После свадьбы Дерека они не встречались семь лет. И, когда одним осенним утром из синего «Рено» брата вслед за его женой Маргаритой и сыновьями из машины выбралась молодая жгучая брюнетка с насмешливым взглядом темно-карих, почти черных глаз, Элль не сразу признала в ней Аделаиду.
Они сдружились буквально с первых минут своего нового знакомства. Возможно, основа их дружбы лежала в том, что они были полными противоположностями не только внешне, но и по темпераменту. Адель со времени «исторического» взрыва не растеряла детского азарта и по-прежнему напоминала средней силы ураган, волею судьбы принявший человеческий облик.

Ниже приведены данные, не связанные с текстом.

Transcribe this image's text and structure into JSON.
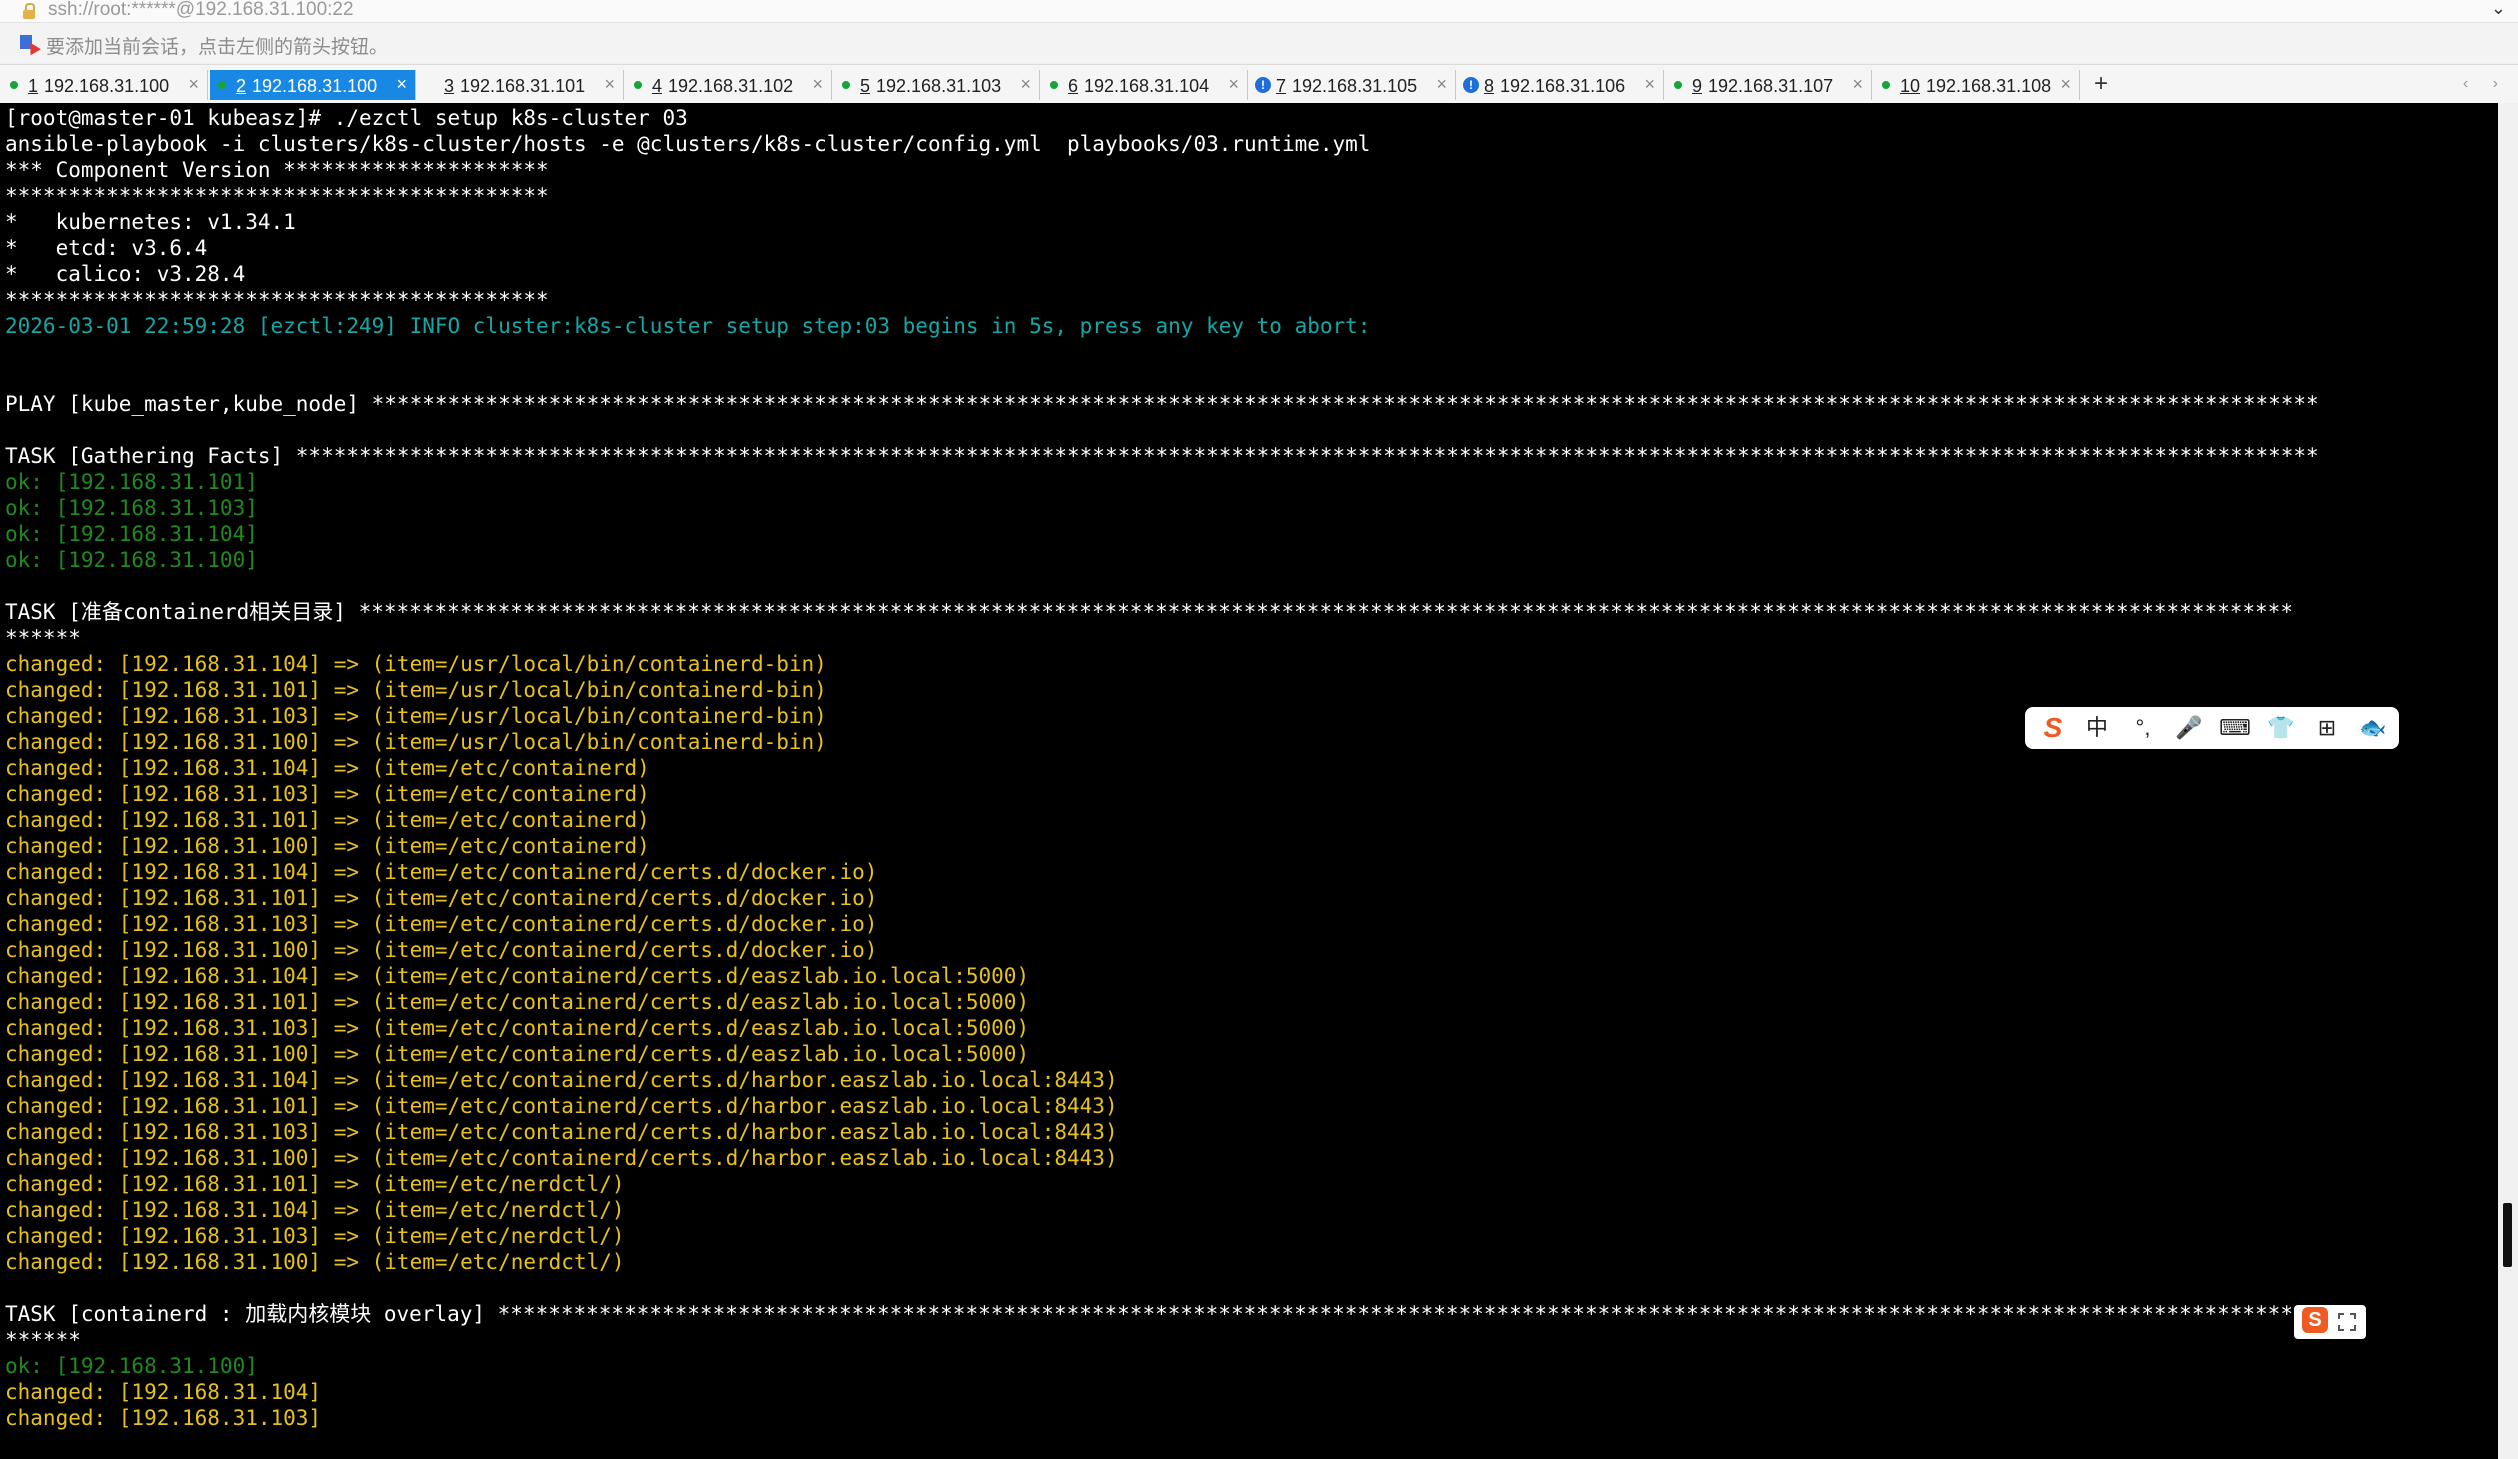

Весь день они провели вдвоем, а расставшись, взяли за правило обмениваться ежедневным телефонным звонком. Звонила обычно Элль, по вечерам, так как днем она бывала занята в лаборатории. Аделаида предпочитала более праздное времяпрепровождение, но это совсем не мешало их отношениям. Единственное, что слегка раздражало Элль, — вечеринки, столь любимые Аделью: она предпочитала общаться с подругой тет-а-тет. Аделаида, напротив, беззлобно посмеиваясь над «монашеской аскезой» Элль, частенько приглашала ее поразвлечься. Элль приняла приглашение всего дважды: после первого раза она зареклась появляться на «сборищах уродов», и последовал довольно длительный перерыв; во второй раз она познакомилась с Джереми. И получалось так, что она познакомилась с ним только благодаря Аделаиде.
Все началось с вещих, как оказалось, слов отца в одно ничем не примечательное февральское утро.
По обыкновению, они завтракали все вместе: она, мать и отец. Элль, поймав на себе внимательный оценивающий взгляд отца, спросила:
— Что такое, папа?
Отец неожиданно смутился и стал вертеть в пальцах пустую кофейную чашку.
— Ну папа! — заинтригованная поведением отца, Элль потребовала объяснений.
В ответ он улыбнулся в усы и скосил глаза на мать, как бы говоря: потом, не при ней. Мать, занятая просмотром журнала, ничего не заметила.
Сразу же после завтрака Элль последовала за отцом в его кабинет с намерением учинить допрос с пристрастием. Она присела на подлокотник большого потертого кресла, которое отец предпочитал всей новомодной и специально разработанной офисной мебели, и прижалась к его плечу щекой.
— Знаешь, дочка, это ведь чисто мужские мысли, — сказал отец, доставая из коробки сигару. Кабинет был единственным местом в доме, где он позволял себе курить.
— Тем более выкладывай, — заявила Элль тоном, не принимающим возражений.
Отец прикурил от настольной зажигалки в виде Эйфелевой башни, выпустил клуб дыма и разогнал его ладонью. Элль с удовольствием втянула в ноздри табачный дым — запах сигар ей всегда нравился.